What makes all of this even more frightening is that such sentiments are produced at a great physical distance from Israel, with the same enthusiasm that two centuries ago produced the US Indian-killers and more recently gave us the atomic bombing of Japan and the devastation of Indochina. Distance from a complex reality, technological sophistication and moral righteousness: these are hallmarks of an American mentality grafted onto messianic Judaism and left to roam the Occupied Territories fully armed.

Support for the settlers of course comes from Israel (whose army, it was recently reported, never fired on them, even when they were attacking Arabs or pillaging their property) but it also comes from the US, whose vast network of Likud and settlement support groups provides recruits and tax-exempt funding in great amounts. I would also add that it comes from the mainstream Jewish organisations whose propaganda about Israel and Zionism – never successfully countered by the Arabs – promotes hatred, violence and bigotry against non-Jews, especially Palestinians and Muslims. All one has to do is to look at the editorial pages of the New York Times, the leading US newspaper, to read William Safire, who openly supports the settlers, and A.M. Rosenthal, who excoriates Arab ‘degeneracy’ on a regular basis.

For such people and the constituency they represent, the Oslo accord was an excellent deal precisely because it solidified Israeli power – the distinctions between Israeli and Jewish power are not always very carefully drawn – and left the Palestinians in a state of justified subservience indefinitely.

None of this exonerates the PLO, which signed the Oslo accord, one of whose main clauses leaves the settlers in place and their activities unrestricted. Yasir Arafat and his lieutenants are directly responsible for accepting a deal which leaves their essentially defenceless population legally subject to the depredations and abuses of settlers and Army alike. Secret negotiations between the PLO and the Mossad began in Boston in October 1992; their main aim was security for Israeli settlers. Not one word was said about Palestinian security, which is practically invisible in the many clauses of the Oslo agreement. Moreover anyone who had any concrete knowledge of the situation in places like Hebron would have pressed at the very outset for some disengagement of settlers and Palestinian civilians.

In addition, anyone with any knowledge of the extraordinary violence latent in American Zionism would have taken into account the propensity of people like Baruch Goldstein (there are many of them in the Occupied Territories) to want to kill Palestinians, and would have created some defence against it. But not the PLO, which has been too concerned with its relationship with France and Britain, and Mr Arafat’s lunches and dinners with John Major and François Mitterrand. One also wonders how, with so excellent ‘a friend in the White House’, Mr Arafat never thought to put the security of his own people at the very top of his wish list.
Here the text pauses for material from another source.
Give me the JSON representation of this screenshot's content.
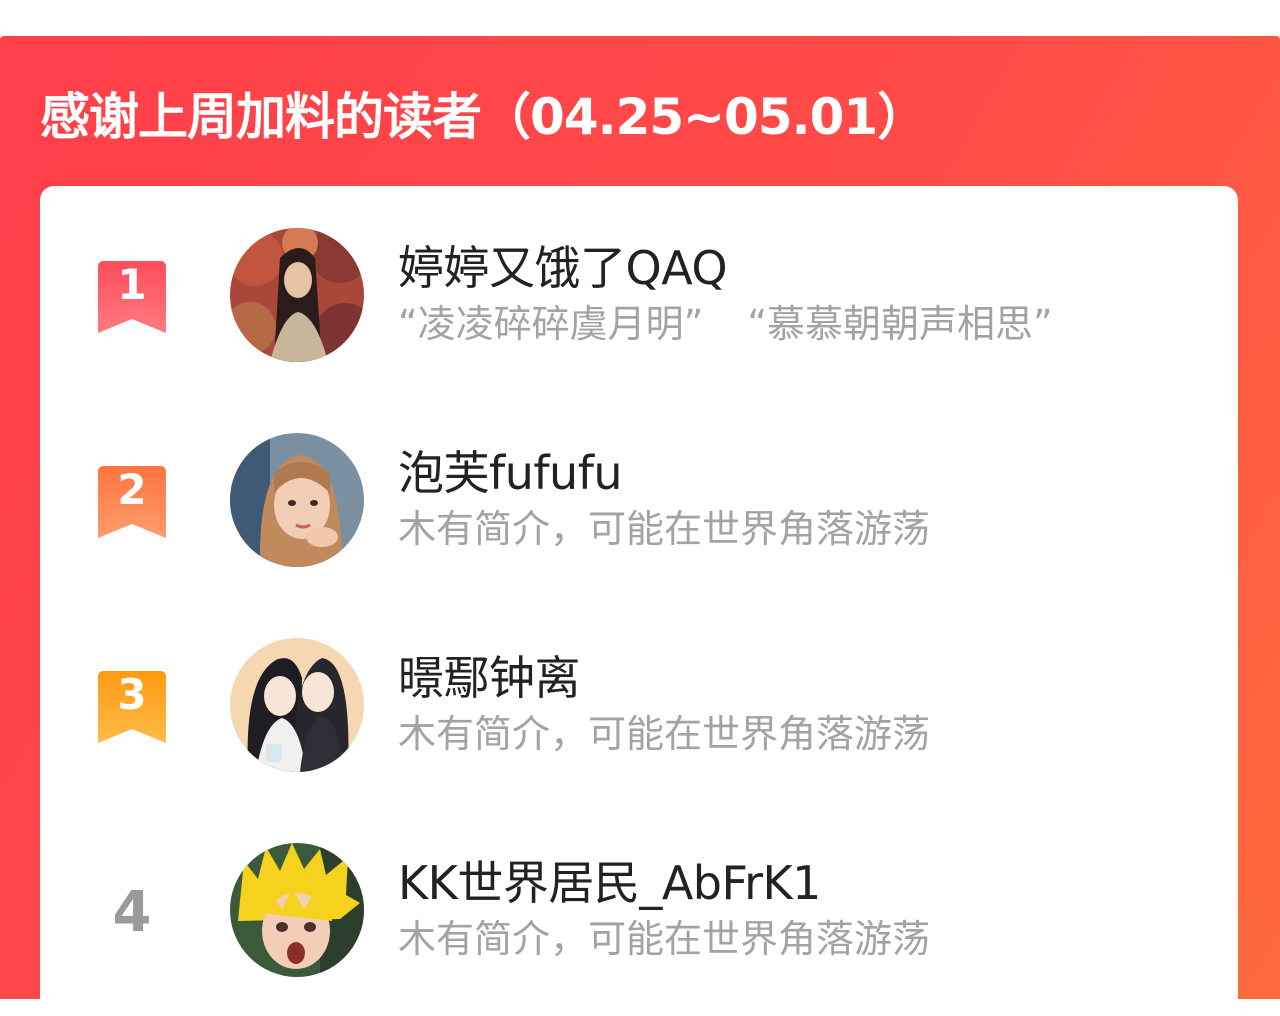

All this is the result of the negotiators’ ignorance and lack of preparation and of Palestinian officials living in an intoxicating world of media hype and personal aggrandisement completely removed from the grim realities of life in Hebron, or the refugee camps of Gaza and Beirut. Just after the accord was announced late last August a senior PLO official telephoned me to tell me what a great thing the Gaza-Jericho agreement was. When I mentioned that Israeli settlements already accounted for over 50 per cent of the land, he said that wasn’t true: all the Israelis had were ‘a few thousand settlers’. In fact, including Jerusalem they have over 250,000.

This same well-informed senior official was in Washington last week trying to improve the Oslo agreement with some retrospective (and hopeless) re-negotiating. On 4 March the New York Times quotes him as saying that the peace process was ‘rudely interrupted’ with the crime of the Hebron massacre. ‘We discovered we really have to protect Palestinians from settlers and not the other way around’ (emphasis added). This is so amazing a statement as to boggle the mind. This senior negotiator only now discovers – the word has a contempt for reality that sticks in one’s throat – that settlers are a threat, not the other way round, and goes on to say that he had once believed that Palestinians were a threat to the settlers! Both this eminent gentleman and the President of Palestine whom he serves so faithfully and so well should retire from the scene now. But of course they won’t, and the negotiations will resume, with virtually nothing changed: the 24-hour curfew against Palestinians continuing, the killing unstopped – all in pursuit of what is called ‘the peace process’. If it is ever achieved, limited autonomy in Jericho and perhaps Gaza under Arafat scarcely bodes well for the two million Palestinians who have already endured 27 years of Israeli military occupation.